Motion Of Body Under Gravity - Practice Questions & MCQ

The force of attraction of the earth on anybody is called the force of gravity. Acceleration produced on the body by the force of gravity is called acceleration due to gravity.
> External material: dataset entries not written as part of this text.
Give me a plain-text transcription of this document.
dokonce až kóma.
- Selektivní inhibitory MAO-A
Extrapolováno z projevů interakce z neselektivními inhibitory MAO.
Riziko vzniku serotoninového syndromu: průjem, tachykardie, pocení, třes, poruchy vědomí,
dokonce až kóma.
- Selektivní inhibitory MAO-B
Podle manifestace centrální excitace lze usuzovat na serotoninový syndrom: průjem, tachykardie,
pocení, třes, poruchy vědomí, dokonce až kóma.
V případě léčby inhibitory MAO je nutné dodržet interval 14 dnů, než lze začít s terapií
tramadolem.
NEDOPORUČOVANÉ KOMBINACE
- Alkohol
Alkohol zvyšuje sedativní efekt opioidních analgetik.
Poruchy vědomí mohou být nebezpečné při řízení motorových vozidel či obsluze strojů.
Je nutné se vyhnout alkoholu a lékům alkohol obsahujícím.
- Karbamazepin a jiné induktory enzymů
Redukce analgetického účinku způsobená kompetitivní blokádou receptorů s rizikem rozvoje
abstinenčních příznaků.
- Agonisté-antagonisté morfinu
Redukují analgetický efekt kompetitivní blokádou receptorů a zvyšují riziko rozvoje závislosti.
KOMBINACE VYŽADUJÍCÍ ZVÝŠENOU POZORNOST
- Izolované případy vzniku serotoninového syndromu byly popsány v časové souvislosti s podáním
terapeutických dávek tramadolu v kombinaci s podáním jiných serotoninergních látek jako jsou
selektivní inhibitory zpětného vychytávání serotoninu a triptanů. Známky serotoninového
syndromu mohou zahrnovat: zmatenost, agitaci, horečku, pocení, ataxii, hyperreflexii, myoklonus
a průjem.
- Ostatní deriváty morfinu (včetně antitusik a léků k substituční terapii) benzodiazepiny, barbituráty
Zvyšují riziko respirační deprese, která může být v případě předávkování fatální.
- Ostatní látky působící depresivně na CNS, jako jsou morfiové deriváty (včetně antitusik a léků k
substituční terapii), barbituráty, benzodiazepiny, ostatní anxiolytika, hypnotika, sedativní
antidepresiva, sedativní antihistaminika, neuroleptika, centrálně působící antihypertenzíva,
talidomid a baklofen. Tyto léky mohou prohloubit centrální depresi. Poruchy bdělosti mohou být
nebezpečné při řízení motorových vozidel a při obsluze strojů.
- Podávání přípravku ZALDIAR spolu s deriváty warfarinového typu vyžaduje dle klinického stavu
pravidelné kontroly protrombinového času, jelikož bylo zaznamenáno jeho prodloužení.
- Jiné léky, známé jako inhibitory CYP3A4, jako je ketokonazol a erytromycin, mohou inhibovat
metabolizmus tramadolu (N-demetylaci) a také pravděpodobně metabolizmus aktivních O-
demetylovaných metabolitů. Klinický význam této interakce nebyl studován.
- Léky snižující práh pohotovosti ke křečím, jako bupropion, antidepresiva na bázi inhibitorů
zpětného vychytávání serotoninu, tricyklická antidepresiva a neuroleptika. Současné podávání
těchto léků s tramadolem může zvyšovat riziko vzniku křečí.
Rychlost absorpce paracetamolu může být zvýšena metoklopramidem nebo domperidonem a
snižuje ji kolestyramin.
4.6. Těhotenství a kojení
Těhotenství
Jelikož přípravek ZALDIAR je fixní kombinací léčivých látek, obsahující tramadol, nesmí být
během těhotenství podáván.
It is represented by the symbol ‘g’.

Sign convention:

• Upward direction and right direction is taken as positive
• Downward direction and left direction is taken as negative

There are three cases basically in this - 

1) If a body dropped from some height (initial velocity zero)

$
\begin{aligned}
& \mathrm{u}=0 \\
& \mathrm{a}=\mathrm{g} \\
& v=g t \\
& h=\frac{1}{2} g t^2 \\
& v^2=2 g h \\
& h_n=\frac{g}{2}(2 n-1)
\end{aligned}
$

2) If a body is projected vertically downward with some initial velocity

$
\begin{aligned}
& \text { Equation of motion: } \quad v=u+g t \\
& \qquad \begin{array}{l}
h=u t+\frac{1}{2} g t^2 \\
v^2=u^2+2 g h \\
h_n=u+\frac{g}{2}(2 n-1)
\end{array}
\end{aligned}
$
 

3) If a body is projected vertically upward.
(i) Apply equation of motion :

Take initial position as origin and the direction of motion (vertically up) as $\mathrm{a}=-\mathrm{g} \quad$ [as acceleration due to gravity is downwards]
So, if the body is projected with velocity $u$, and after time t it reaches up to height h then,

$
\mathrm{v}=\mathrm{u}-\mathrm{g} t ; \quad \mathrm{h}=\mathrm{ut}-\frac{1}{2} \mathrm{gt}^2 ; \mathrm{v}^2=\mathrm{u}^2-2 \mathrm{gh}
$

(ii) For the case of maximum height $v=0$

So from the above equation

$
\begin{gathered}
u=g t \\
h=\frac{1}{2} g t^2 \\
\text { and } u^2=2 g h
\end{gathered}
$